HC Deb 24 June 1889 vol 337 c537
MR. BROADHURST

I beg to ask the Vice President of the Committee of Council on Education whether his attention has been called to the fact that the scholars attending the National Schools at Galleywood, near Chelmsford, were warned by the vicar and the schoolmistress against attending a tea meeting at the Primitive Methodist Chapel in the parish, on Good Friday last; that the scholars intending to go to the tea meeting were asked to hold up their hands, and upon one doing so he was publicly punished in the school; and, that a female monitor was dismissed from her position at the instigation of the vicar for disobeying his warning; and, whether he will take such steps as will prevent a repetition of such conduct on the part of the school authorities?

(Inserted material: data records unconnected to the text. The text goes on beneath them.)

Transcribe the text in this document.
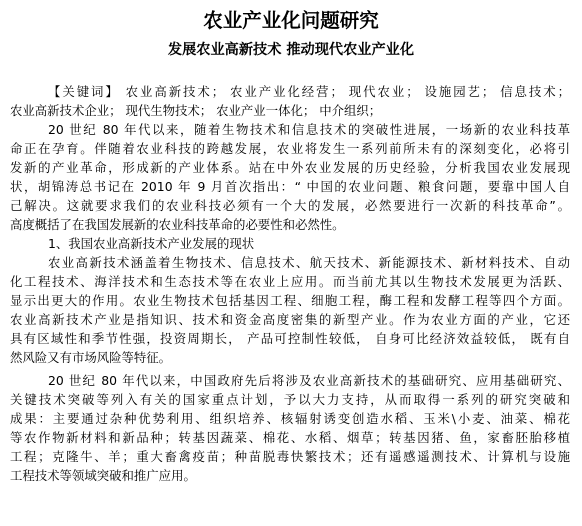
农业产业化问题研究
发展农业高新技术 推动现代农业产业化
【关键词】 农业高新技术； 农业产业化经营； 现代农业； 设施园艺； 信息技术；
农业高新技术企业； 现代生物技术； 农业产业一体化； 中介组织；
20 世纪 80 年代以来，随着生物技术和信息技术的突破性进展，一场新的农业科技革
命正在孕育。伴随着农业科技的跨越发展，农业将发生一系列前所未有的深刻变化，必将引
发新的产业革命，形成新的产业体系。站在中外农业发展的历史经验，分析我国农业发展现
状，胡锦涛总书记在 2010 年 9 月首次指出：“ 中国的农业问题、粮食问题，要靠中国人自
己解决。这就要求我们的农业科技必须有一个大的发展，必然要进行一次新的科技革命”。
高度概括了在我国发展新的农业科技革命的必要性和必然性。
1、我国农业高新技术产业发展的现状
农业高新技术涵盖着生物技术、信息技术、航天技术、新能源技术、新材料技术、自动
化工程技术、海洋技术和生态技术等在农业上应用。而当前尤其以生物技术发展更为活跃、
显示出更大的作用。农业生物技术包括基因工程、细胞工程，酶工程和发酵工程等四个方面。
农业高新技术产业是指知识、技术和资金高度密集的新型产业。作为农业方面的产业，它还
具有区域性和季节性强，投资周期长， 产品可控制性较低， 自身可比经济效益较低， 既有自
然风险又有市场风险等特征。
20 世纪 80 年代以来，中国政府先后将涉及农业高新技术的基础研究、应用基础研究、
关键技术突破等列入有关的国家重点计划，予以大力支持，从而取得一系列的研究突破和
成果：主要通过杂种优势利用、组织培养、核辐射诱变创造水稻、玉米\小麦、油菜、棉花
等农作物新材料和新品种；转基因蔬菜、棉花、水稻、烟草；转基因猪、鱼，家畜胚胎移植
工程；克隆牛、羊；重大畜禽疫苗；种苗脱毒快繁技术；还有遥感遥测技术、计算机与设施
工程技术等领域突破和推广应用。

THE VICE PRESIDENT OF THE COUNCIL (Sir W. HART DYKE,) Kent, Dartford

I am informed on inquiry that the schoolmistress was requested by the vicar to use her moral influence to prevent the children taking part in the tea meeting, as inconsistent with the due observance of Good Friday, and that the scholar referred to was punished by being made to stand up in his class for laughing in a loud insolent manner at what she was saying. I think that so far as the intimation conveyed to the children is concerned the vicar exceeded his power as the manager of a public elementary school; but the dismissal of the monitress, who was not recognized by the Department as a secular teacher, was due to arrangements made by the vicar with regard to religious instruction, and therefore outside the cognizance of the Department.